Bulbs in a Bucket
There is a little patch of ground near the barn where my family lives that harbors a small stand of one of my favorite plants. This particular Lycoris radiate or Red Spider Lily is a "volunteer." No one knows who planted it but it comes up with annual reliability— all red, showy tendrils and arsenic green stalk. It is a bit of a harlot, as flowers go. I don't know what really attracts me to the plant, but somehow it makes me smile whenever I see it.
It is a perennial, which means it comes back year after year. Maybe I like its constancy, all my life it has produced a striking red bloom.

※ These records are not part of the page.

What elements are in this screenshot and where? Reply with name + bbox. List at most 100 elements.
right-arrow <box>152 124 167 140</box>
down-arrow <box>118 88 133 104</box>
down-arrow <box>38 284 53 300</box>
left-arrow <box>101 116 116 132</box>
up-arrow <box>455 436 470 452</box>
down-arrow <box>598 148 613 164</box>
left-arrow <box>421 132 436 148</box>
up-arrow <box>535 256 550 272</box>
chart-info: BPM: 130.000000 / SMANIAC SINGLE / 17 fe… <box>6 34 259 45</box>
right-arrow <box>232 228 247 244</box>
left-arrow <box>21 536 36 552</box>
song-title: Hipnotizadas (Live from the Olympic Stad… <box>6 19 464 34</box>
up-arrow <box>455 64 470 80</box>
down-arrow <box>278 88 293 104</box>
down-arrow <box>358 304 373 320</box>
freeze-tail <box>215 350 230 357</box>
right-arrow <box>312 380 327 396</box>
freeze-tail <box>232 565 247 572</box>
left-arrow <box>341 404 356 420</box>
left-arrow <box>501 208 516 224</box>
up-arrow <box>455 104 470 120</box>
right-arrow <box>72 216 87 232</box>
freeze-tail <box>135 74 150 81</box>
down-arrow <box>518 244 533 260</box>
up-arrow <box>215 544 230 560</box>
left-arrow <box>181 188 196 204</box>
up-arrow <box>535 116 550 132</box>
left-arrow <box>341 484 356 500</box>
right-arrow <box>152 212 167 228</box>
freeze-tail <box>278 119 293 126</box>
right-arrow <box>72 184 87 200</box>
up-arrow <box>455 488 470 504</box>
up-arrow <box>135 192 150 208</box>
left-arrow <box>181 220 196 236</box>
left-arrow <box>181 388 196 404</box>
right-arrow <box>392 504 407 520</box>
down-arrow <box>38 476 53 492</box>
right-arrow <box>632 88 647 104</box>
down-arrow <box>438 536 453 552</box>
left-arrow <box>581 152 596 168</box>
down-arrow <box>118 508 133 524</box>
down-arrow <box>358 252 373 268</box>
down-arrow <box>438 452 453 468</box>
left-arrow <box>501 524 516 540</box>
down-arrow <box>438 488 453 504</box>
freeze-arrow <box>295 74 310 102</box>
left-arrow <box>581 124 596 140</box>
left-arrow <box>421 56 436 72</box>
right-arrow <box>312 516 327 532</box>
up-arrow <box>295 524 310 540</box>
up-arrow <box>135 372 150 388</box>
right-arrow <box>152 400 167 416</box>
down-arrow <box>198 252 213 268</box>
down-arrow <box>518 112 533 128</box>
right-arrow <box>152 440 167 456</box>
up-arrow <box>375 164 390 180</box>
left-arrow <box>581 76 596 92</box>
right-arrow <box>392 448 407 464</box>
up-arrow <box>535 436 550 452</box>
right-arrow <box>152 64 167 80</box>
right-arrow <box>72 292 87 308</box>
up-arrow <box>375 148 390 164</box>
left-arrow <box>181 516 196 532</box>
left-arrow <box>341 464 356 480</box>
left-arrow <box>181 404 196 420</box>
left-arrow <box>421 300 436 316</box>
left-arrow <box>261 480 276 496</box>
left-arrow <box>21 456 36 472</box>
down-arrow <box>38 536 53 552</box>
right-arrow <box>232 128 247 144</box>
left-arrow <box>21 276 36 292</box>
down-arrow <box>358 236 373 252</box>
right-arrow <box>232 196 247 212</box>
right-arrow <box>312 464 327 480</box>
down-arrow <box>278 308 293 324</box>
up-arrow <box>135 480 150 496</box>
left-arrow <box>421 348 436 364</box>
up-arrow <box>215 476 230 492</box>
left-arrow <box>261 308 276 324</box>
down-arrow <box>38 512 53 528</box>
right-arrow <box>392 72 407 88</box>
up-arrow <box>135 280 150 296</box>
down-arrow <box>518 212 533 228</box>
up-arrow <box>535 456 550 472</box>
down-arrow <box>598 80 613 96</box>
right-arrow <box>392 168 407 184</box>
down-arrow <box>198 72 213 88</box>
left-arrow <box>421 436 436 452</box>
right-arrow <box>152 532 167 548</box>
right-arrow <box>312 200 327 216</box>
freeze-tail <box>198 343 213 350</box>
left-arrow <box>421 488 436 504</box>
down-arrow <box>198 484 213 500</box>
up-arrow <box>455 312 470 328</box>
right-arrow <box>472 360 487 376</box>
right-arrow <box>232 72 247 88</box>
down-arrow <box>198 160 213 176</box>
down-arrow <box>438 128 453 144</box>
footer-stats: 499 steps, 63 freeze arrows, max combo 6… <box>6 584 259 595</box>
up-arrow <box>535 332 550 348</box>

Maybe I like the idea of volunteer flowers. People fuss so much over their gardens that sometimes it is nice to see nature providing an uncultivated and impromptu performance. Whatever the reason I like Spider Lilies, I was lucky enough to receive a huge bag of their bulbs from David Atkins, an heirloom bulb preservationist and all around man of the world. I have to admit that I left the bag on my back sink after he gave them to me last year, somewhat safe in the knowledge that the bulbs would dry out but that the spark of life and beauty still lived within them.
My mother has shamed me by finally planting the last of her bulb haul from Mr. Atkins so I really could not put the process off much longer. Plus, the Red Spider Lilies were putting out long green shoots, begging for light, soil and water. So, I cleared a spot in my very neglected back yard and planted the lot of them.
It was pleasant work on a cool, early spring day and it distracted me from some of the burdens that had been weighting on my mind. It also seemed appropriate, although I am not a religious man, to honor Ash Wednesday and the close of Mardi Gras with a little planting.
Hopefully, the bulbs will survive and thrive (they did well enough in a plastic bag on my sink). Maybe one day someone will look at the stand of Red Spider Lilies and wonder who planted them and pause to marvel at the regular, predictable cycle of life in which we should all feel fortunate to participate.